Our bodies get smart. They learn how to create that same activity with less energy each time. Our bodies learn, and when they learn, we get better at preserving calories. You can see why this not ideal. So now what? What do we do about it?

 

The only road to creating a fit, lean body long term is to increase the number of calories burned (un-preserve them) via the proper type of activities and reduce the number of calories consumed in a manner that doesn't tell the body to preserve calories.

 

Doing this is a delicate dance, and usually requires some trial and error. Finding a good coach can save you a lot of time and headache (yes, I'm a coach but no I'm not saying this purely as a plug for what I do) because there are a lot of subtle details.

 

That being said, let me give you a light-year head start:

 

  1. Learn how to strengthen your body with resistance training.
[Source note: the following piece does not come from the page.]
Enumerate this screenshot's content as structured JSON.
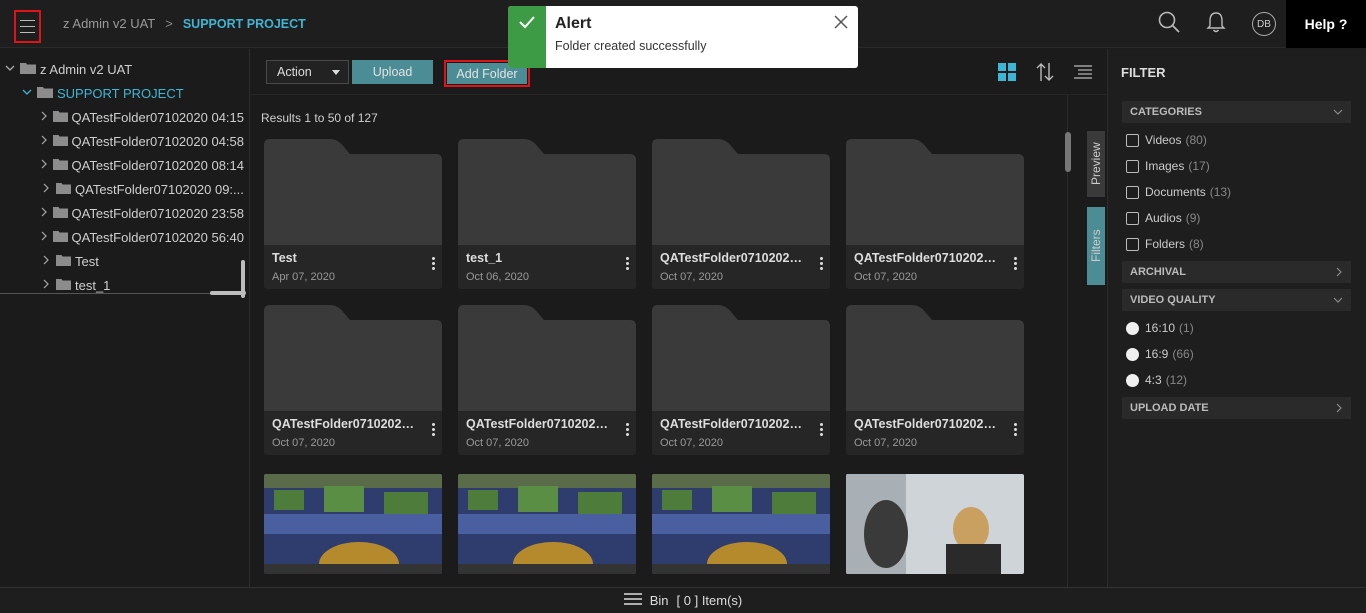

A strong body, one with regularly used muscle mass, is a calorie using body — it's also a more capable, healthy, and aesthetically appealing one.
  2. Take the time to understand your relationship with what you consume, both food and drink. Do you drink alcohol every night? Do you eat chips from the bag vs. portion them out? Do you consume sufficient protein? (There really isn't such a thing as too much.)
  3. Learn about your body and mind's relationship to consuming. Is it a stress relief? Is your life organized around food in a way that is sabotaging your weight loss efforts?

 

These are just a few of the questions that should be answered. My most successful weight loss clients have learned how to organize and reorient the forces in their lives so they no longer interfere with their goals. And when that happens a whole new world awaits you.